In Tremblay, the Court again rejected the vicarious copyright infringement claim that was premised on the direct infringement theory that every “every output of the OpenAI Language Models is an infringing derivative work”. The Court re-iterated that the authors failed to allege that OpenAI’s language model outputs were substantially similar to their books, which is a necessary element for a vicarious copyright infringement claim. The Court, once again, dismissed these claims with leave to amend.
Comments on Github and Tremblay Decisions
These two recent decisions signal the likelihood that the copyright legality of GenAI systems training will be resolved in the U.S. under that country’s copyright law. If the decisions referred to in my prior blog are any indication, the most likely issue is whether the fair use defense will be applicable.
The decision in the Github case applying the U.S. pre-emption doctrine raises an interesting question as to whether a similar result might be arrived at in Canada. The Canadian Copyright Act does not have a provision that is a direct analogue of Section 301 of the U.S. Act. However, Section 89 of the Copyright Act provides that:
No person is entitled to copyright otherwise than under and in accordance with this Act or any other Act of Parliament, but nothing in this section shall be construed as abrogating any right or jurisdiction in respect of a breach of trust or confidence.

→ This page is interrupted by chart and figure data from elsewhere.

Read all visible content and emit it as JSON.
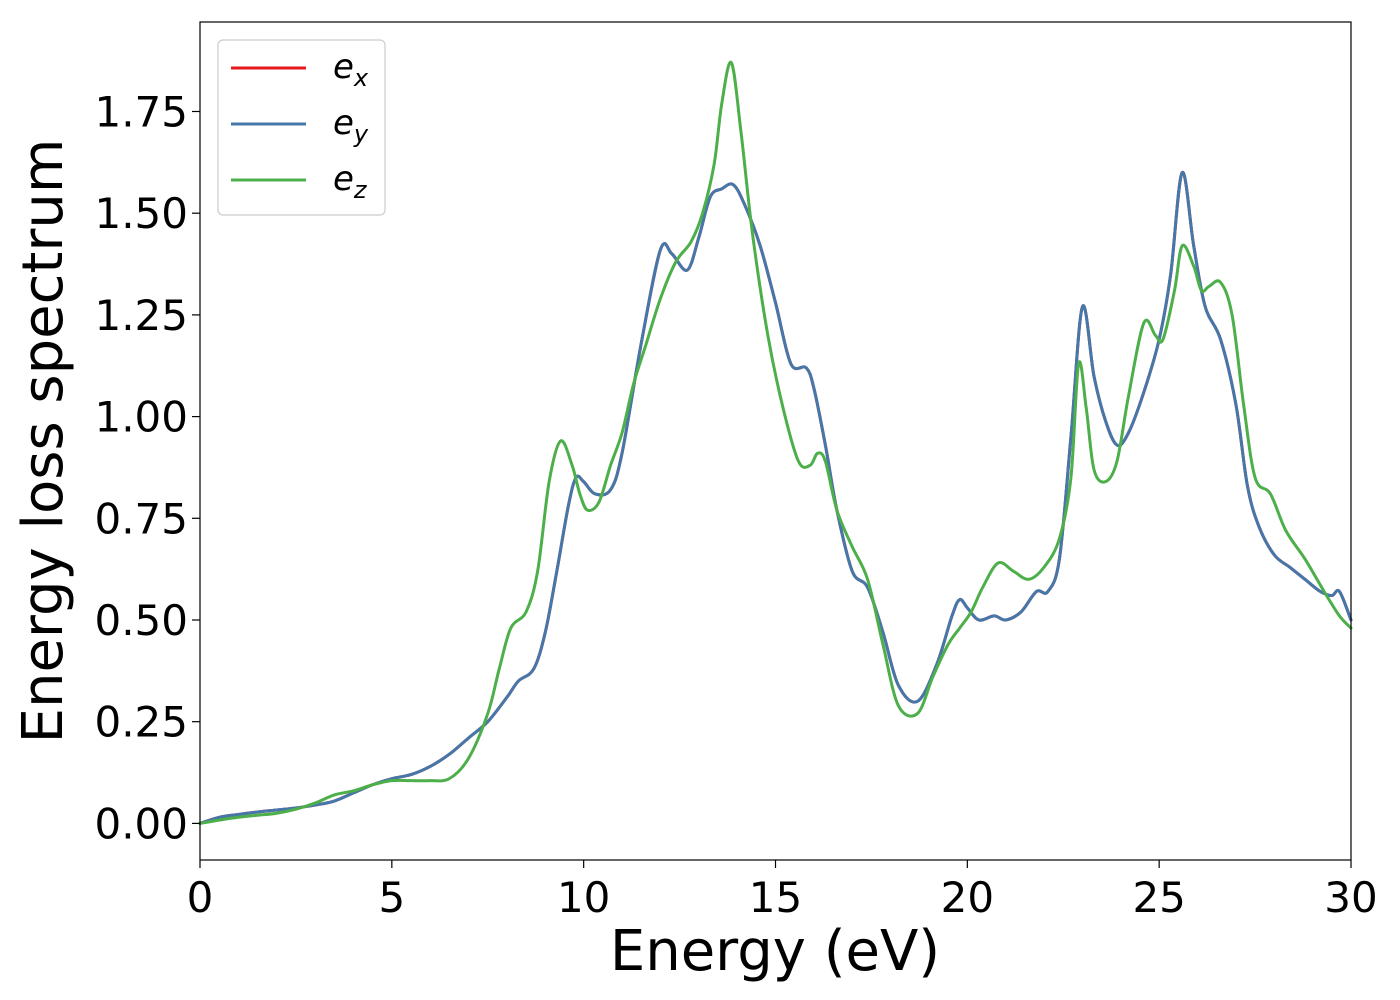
{
  "chart_data": {
    "type": "line",
    "xlabel": "Energy (eV)",
    "ylabel": "Energy loss spectrum",
    "xlim": [
      0,
      30
    ],
    "ylim": [
      -0.09,
      1.97
    ],
    "xticks": [
      0,
      5,
      10,
      15,
      20,
      25,
      30
    ],
    "xtick_labels": [
      "0",
      "5",
      "10",
      "15",
      "20",
      "25",
      "30"
    ],
    "yticks": [
      0,
      0.25,
      0.5,
      0.75,
      1.0,
      1.25,
      1.5,
      1.75
    ],
    "ytick_labels": [
      "0.00",
      "0.25",
      "0.50",
      "0.75",
      "1.00",
      "1.25",
      "1.50",
      "1.75"
    ],
    "grid": false,
    "legend_position": "top-left",
    "series": [
      {
        "name": "e_x",
        "label_base": "e",
        "label_sub": "x",
        "color": "#e41a1c",
        "x": [
          0,
          0.5,
          1,
          1.5,
          2,
          2.5,
          3,
          3.5,
          4,
          4.5,
          5,
          5.5,
          6,
          6.5,
          7,
          7.5,
          8,
          8.3,
          8.7,
          9,
          9.3,
          9.6,
          9.8,
          10,
          10.3,
          10.7,
          11,
          11.5,
          12,
          12.3,
          12.7,
          13,
          13.3,
          13.6,
          13.9,
          14.2,
          14.6,
          15,
          15.4,
          15.8,
          16,
          16.3,
          16.6,
          17,
          17.4,
          17.8,
          18.2,
          18.7,
          19.2,
          19.6,
          19.8,
          20,
          20.3,
          20.7,
          21,
          21.4,
          21.8,
          22.1,
          22.4,
          22.7,
          23,
          23.3,
          23.6,
          23.9,
          24.2,
          24.6,
          25,
          25.3,
          25.6,
          25.9,
          26.2,
          26.6,
          27,
          27.3,
          27.6,
          28,
          28.4,
          28.8,
          29.2,
          29.5,
          29.7,
          30
        ],
        "values": [
          0.0,
          0.015,
          0.022,
          0.028,
          0.033,
          0.038,
          0.045,
          0.055,
          0.075,
          0.095,
          0.11,
          0.12,
          0.14,
          0.17,
          0.21,
          0.25,
          0.31,
          0.35,
          0.38,
          0.47,
          0.62,
          0.78,
          0.85,
          0.84,
          0.81,
          0.82,
          0.91,
          1.18,
          1.41,
          1.4,
          1.36,
          1.44,
          1.54,
          1.56,
          1.57,
          1.52,
          1.42,
          1.28,
          1.13,
          1.12,
          1.07,
          0.93,
          0.77,
          0.62,
          0.58,
          0.47,
          0.34,
          0.3,
          0.39,
          0.51,
          0.55,
          0.53,
          0.5,
          0.51,
          0.5,
          0.52,
          0.57,
          0.57,
          0.65,
          0.95,
          1.27,
          1.1,
          0.99,
          0.93,
          0.96,
          1.06,
          1.19,
          1.35,
          1.6,
          1.42,
          1.27,
          1.19,
          1.03,
          0.83,
          0.73,
          0.66,
          0.63,
          0.6,
          0.57,
          0.56,
          0.57,
          0.5
        ]
      },
      {
        "name": "e_y",
        "label_base": "e",
        "label_sub": "y",
        "color": "#4477aa",
        "x": [
          0,
          0.5,
          1,
          1.5,
          2,
          2.5,
          3,
          3.5,
          4,
          4.5,
          5,
          5.5,
          6,
          6.5,
          7,
          7.5,
          8,
          8.3,
          8.7,
          9,
          9.3,
          9.6,
          9.8,
          10,
          10.3,
          10.7,
          11,
          11.5,
          12,
          12.3,
          12.7,
          13,
          13.3,
          13.6,
          13.9,
          14.2,
          14.6,
          15,
          15.4,
          15.8,
          16,
          16.3,
          16.6,
          17,
          17.4,
          17.8,
          18.2,
          18.7,
          19.2,
          19.6,
          19.8,
          20,
          20.3,
          20.7,
          21,
          21.4,
          21.8,
          22.1,
          22.4,
          22.7,
          23,
          23.3,
          23.6,
          23.9,
          24.2,
          24.6,
          25,
          25.3,
          25.6,
          25.9,
          26.2,
          26.6,
          27,
          27.3,
          27.6,
          28,
          28.4,
          28.8,
          29.2,
          29.5,
          29.7,
          30
        ],
        "values": [
          0.0,
          0.015,
          0.022,
          0.028,
          0.033,
          0.038,
          0.045,
          0.055,
          0.075,
          0.095,
          0.11,
          0.12,
          0.14,
          0.17,
          0.21,
          0.25,
          0.31,
          0.35,
          0.38,
          0.47,
          0.62,
          0.78,
          0.85,
          0.84,
          0.81,
          0.82,
          0.91,
          1.18,
          1.41,
          1.4,
          1.36,
          1.44,
          1.54,
          1.56,
          1.57,
          1.52,
          1.42,
          1.28,
          1.13,
          1.12,
          1.07,
          0.93,
          0.77,
          0.62,
          0.58,
          0.47,
          0.34,
          0.3,
          0.39,
          0.51,
          0.55,
          0.53,
          0.5,
          0.51,
          0.5,
          0.52,
          0.57,
          0.57,
          0.65,
          0.95,
          1.27,
          1.1,
          0.99,
          0.93,
          0.96,
          1.06,
          1.19,
          1.35,
          1.6,
          1.42,
          1.27,
          1.19,
          1.03,
          0.83,
          0.73,
          0.66,
          0.63,
          0.6,
          0.57,
          0.56,
          0.57,
          0.5
        ]
      },
      {
        "name": "e_z",
        "label_base": "e",
        "label_sub": "z",
        "color": "#4daf4a",
        "x": [
          0,
          0.5,
          1,
          1.5,
          2,
          2.5,
          3,
          3.5,
          4,
          4.5,
          5,
          5.5,
          6,
          6.5,
          7,
          7.5,
          7.8,
          8.1,
          8.5,
          8.8,
          9.1,
          9.4,
          9.7,
          9.9,
          10.1,
          10.4,
          10.7,
          11,
          11.3,
          11.6,
          12,
          12.4,
          12.8,
          13.1,
          13.4,
          13.6,
          13.85,
          14.1,
          14.4,
          14.8,
          15.2,
          15.6,
          15.9,
          16.1,
          16.3,
          16.6,
          17,
          17.4,
          17.8,
          18.2,
          18.7,
          19.1,
          19.5,
          19.8,
          20.1,
          20.4,
          20.8,
          21.2,
          21.6,
          22,
          22.4,
          22.7,
          22.9,
          23.1,
          23.3,
          23.6,
          23.9,
          24.2,
          24.6,
          24.9,
          25.1,
          25.4,
          25.6,
          25.9,
          26.1,
          26.3,
          26.6,
          26.9,
          27.2,
          27.5,
          27.9,
          28.3,
          28.8,
          29.3,
          29.7,
          30
        ],
        "values": [
          0.0,
          0.008,
          0.015,
          0.02,
          0.025,
          0.035,
          0.05,
          0.07,
          0.08,
          0.095,
          0.105,
          0.105,
          0.105,
          0.11,
          0.16,
          0.27,
          0.38,
          0.48,
          0.52,
          0.62,
          0.84,
          0.94,
          0.88,
          0.81,
          0.77,
          0.79,
          0.88,
          0.96,
          1.08,
          1.17,
          1.29,
          1.38,
          1.43,
          1.5,
          1.62,
          1.77,
          1.87,
          1.7,
          1.45,
          1.2,
          1.02,
          0.89,
          0.88,
          0.91,
          0.89,
          0.77,
          0.68,
          0.6,
          0.44,
          0.29,
          0.27,
          0.36,
          0.44,
          0.48,
          0.52,
          0.58,
          0.64,
          0.62,
          0.6,
          0.63,
          0.7,
          0.85,
          1.13,
          1.02,
          0.87,
          0.84,
          0.89,
          1.05,
          1.23,
          1.2,
          1.19,
          1.31,
          1.42,
          1.37,
          1.31,
          1.32,
          1.33,
          1.25,
          1.03,
          0.85,
          0.81,
          0.72,
          0.65,
          0.57,
          0.51,
          0.48
        ]
      }
    ]
  }
}
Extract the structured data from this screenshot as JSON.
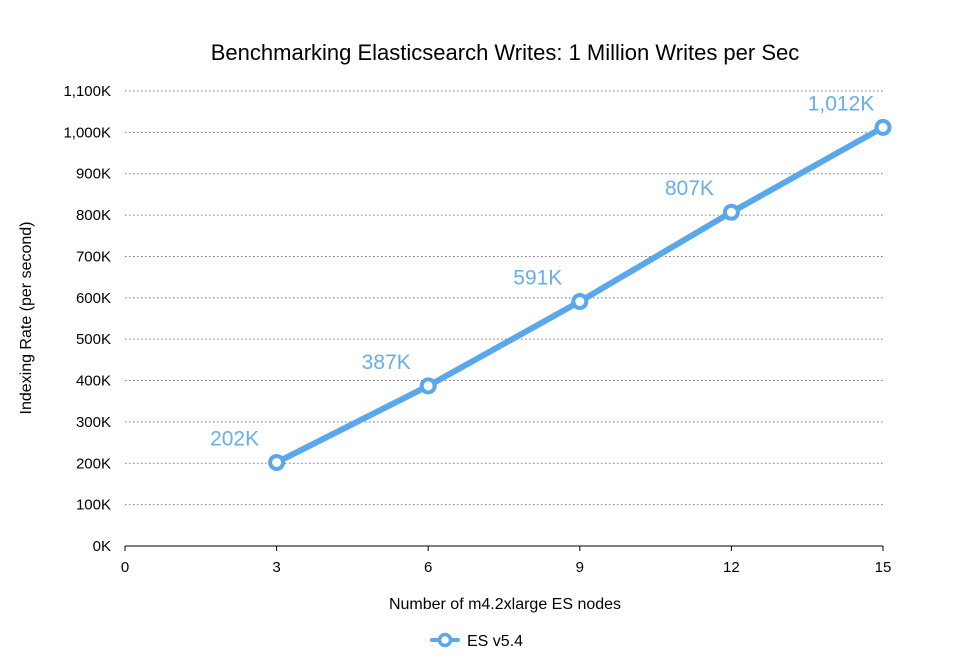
{
  "chart_data": {
    "type": "line",
    "title": "Benchmarking Elasticsearch Writes: 1 Million Writes per Sec",
    "xlabel": "Number of m4.2xlarge ES nodes",
    "ylabel": "Indexing Rate (per second)",
    "xlim": [
      0,
      15
    ],
    "ylim": [
      0,
      1100000
    ],
    "x_ticks": [
      0,
      3,
      6,
      9,
      12,
      15
    ],
    "x_tick_labels": [
      "0",
      "3",
      "6",
      "9",
      "12",
      "15"
    ],
    "y_ticks": [
      0,
      100000,
      200000,
      300000,
      400000,
      500000,
      600000,
      700000,
      800000,
      900000,
      1000000,
      1100000
    ],
    "y_tick_labels": [
      "0K",
      "100K",
      "200K",
      "300K",
      "400K",
      "500K",
      "600K",
      "700K",
      "800K",
      "900K",
      "1,000K",
      "1,100K"
    ],
    "grid": true,
    "legend_position": "bottom-center",
    "series": [
      {
        "name": "ES v5.4",
        "color": "#5aa8ec",
        "label_color": "#6aaee6",
        "x": [
          3,
          6,
          9,
          12,
          15
        ],
        "values": [
          202000,
          387000,
          591000,
          807000,
          1012000
        ],
        "data_labels": [
          "202K",
          "387K",
          "591K",
          "807K",
          "1,012K"
        ]
      }
    ]
  }
}
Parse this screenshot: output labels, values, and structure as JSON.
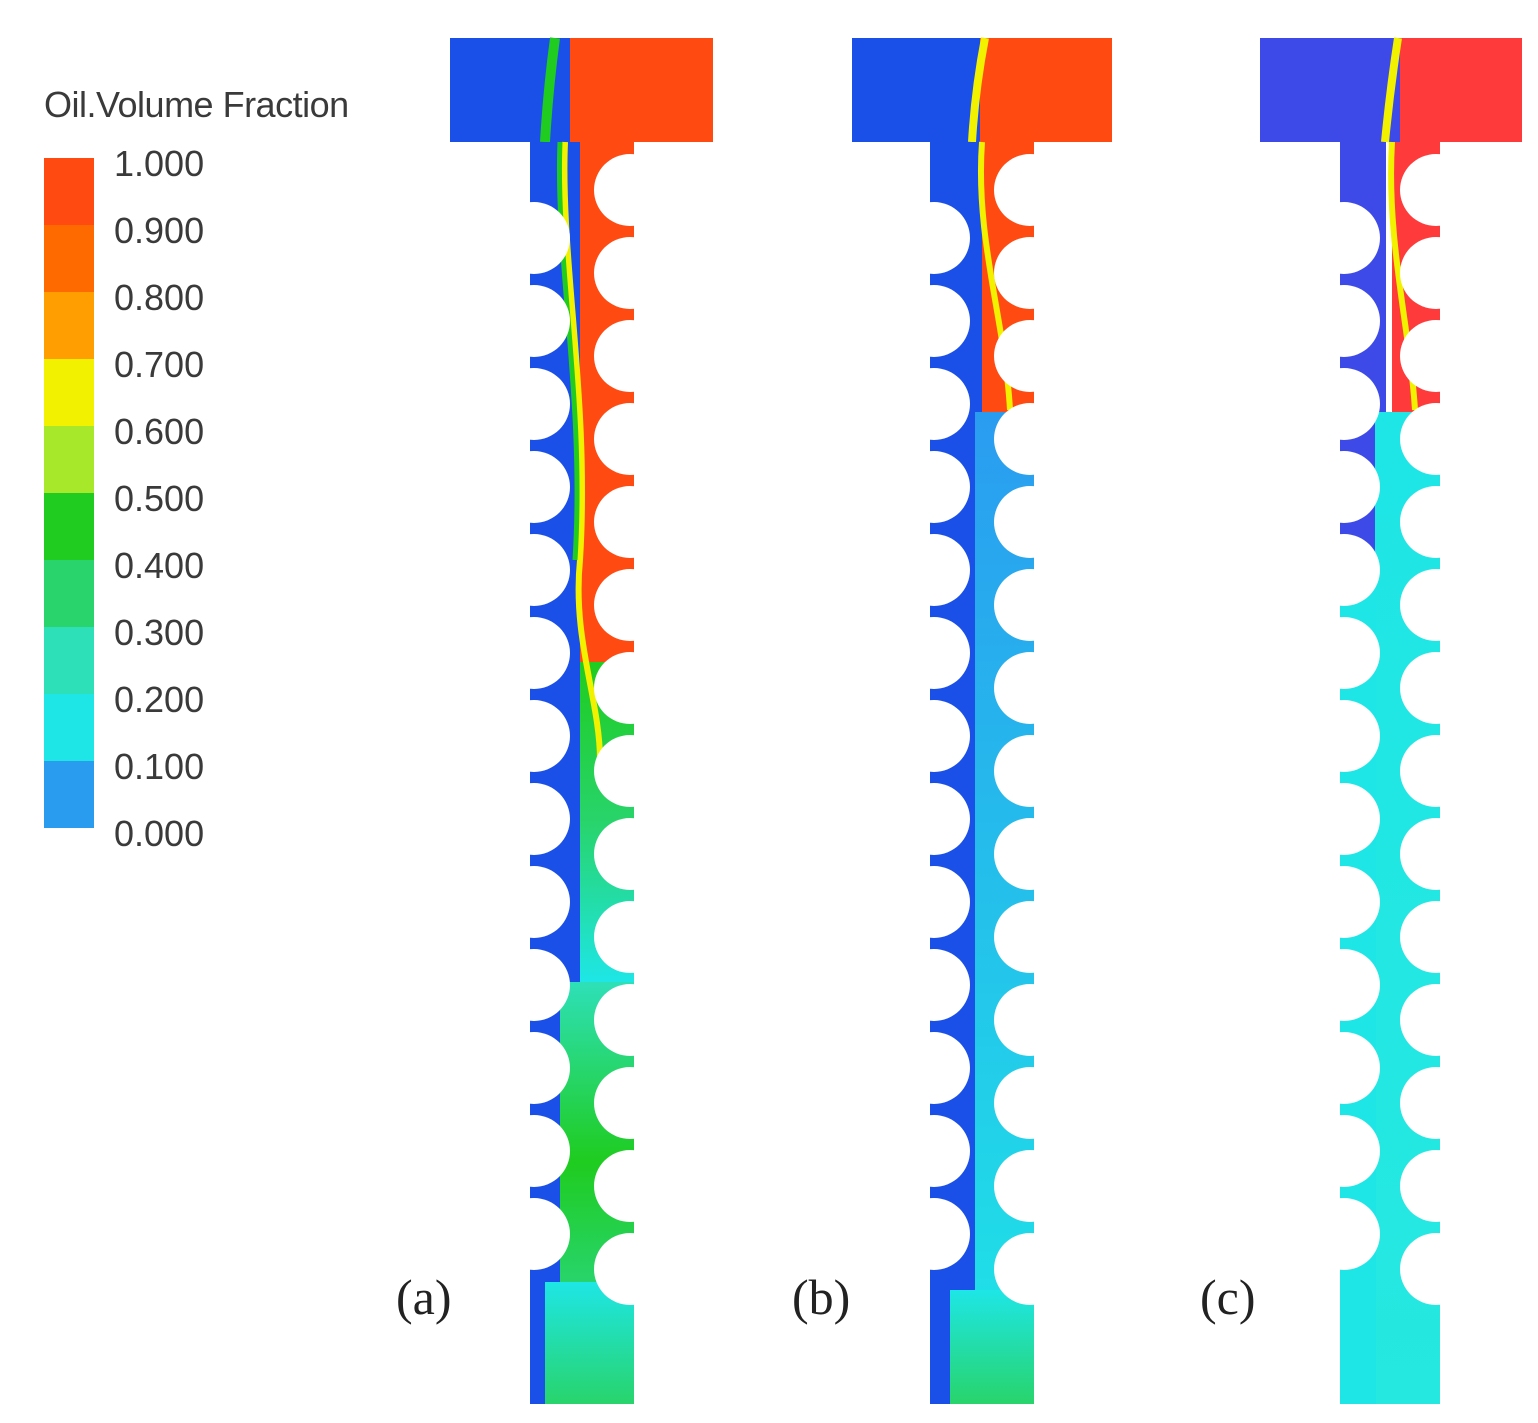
{
  "legend": {
    "title": "Oil.Volume Fraction",
    "ticks": [
      "1.000",
      "0.900",
      "0.800",
      "0.700",
      "0.600",
      "0.500",
      "0.400",
      "0.300",
      "0.200",
      "0.100",
      "0.000"
    ],
    "band_colors": [
      "#ff4a12",
      "#ff6a00",
      "#ff9e00",
      "#f2f200",
      "#a8e82a",
      "#1fcc1f",
      "#28d46b",
      "#2ee0b8",
      "#1ee6e6",
      "#2a9cf0",
      "#1a4fe8"
    ]
  },
  "panels": [
    {
      "label": "(a)",
      "interface_depth": 0.5
    },
    {
      "label": "(b)",
      "interface_depth": 0.25
    },
    {
      "label": "(c)",
      "interface_depth": 0.25
    }
  ],
  "colors": {
    "water": "#1a4fe8",
    "oil": "#ff4a12",
    "mixed_cyan": "#1ee6e6",
    "mixed_green": "#28d46b",
    "background": "#ffffff"
  }
}
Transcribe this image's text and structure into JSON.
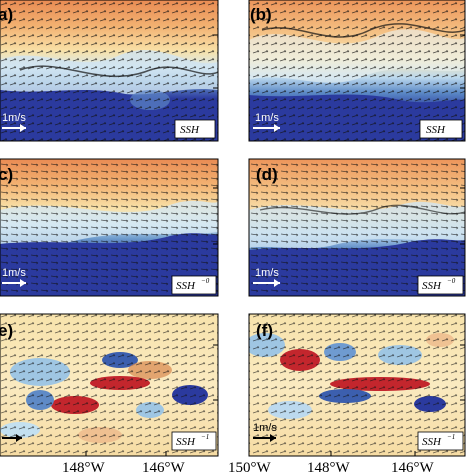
{
  "panels": [
    {
      "label": "a)",
      "scale": "1m/s",
      "field": "SSH",
      "sup": ""
    },
    {
      "label": "(b)",
      "scale": "1m/s",
      "field": "SSH",
      "sup": ""
    },
    {
      "label": "c)",
      "scale": "1m/s",
      "field": "SSH",
      "sup": "−0"
    },
    {
      "label": "(d)",
      "scale": "1m/s",
      "field": "SSH",
      "sup": "−0"
    },
    {
      "label": "e)",
      "scale": "",
      "field": "SSH",
      "sup": "−1"
    },
    {
      "label": "(f)",
      "scale": "1m/s",
      "field": "SSH",
      "sup": "−1"
    }
  ],
  "x_ticks_left": [
    "148°W",
    "146°W"
  ],
  "x_ticks_right": [
    "150°W",
    "148°W",
    "146°W"
  ],
  "colors": {
    "deep_blue": "#2b3a9e",
    "mid_blue": "#4f7fc0",
    "light_blue": "#bfdcef",
    "pale": "#fbf0c4",
    "orange": "#f0a35d",
    "red": "#c3262d"
  }
}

This provision was applied by the Supreme Court of Canada in the value for signal case to strike down a CRTC regulatory regime that the Court found would have created a functional equivalent right to a copyright that Parliament had not sought to prohibit under the Act. The Court also explained the two types of paramountcy the Court has recognized to address conflicts between federal and other laws: operational conflict (which arises when there is an impossibility of compliance with both provisions) and incompatibility of purpose (the conflict arises because applying one provision would frustrate the purpose intended by Parliament in another).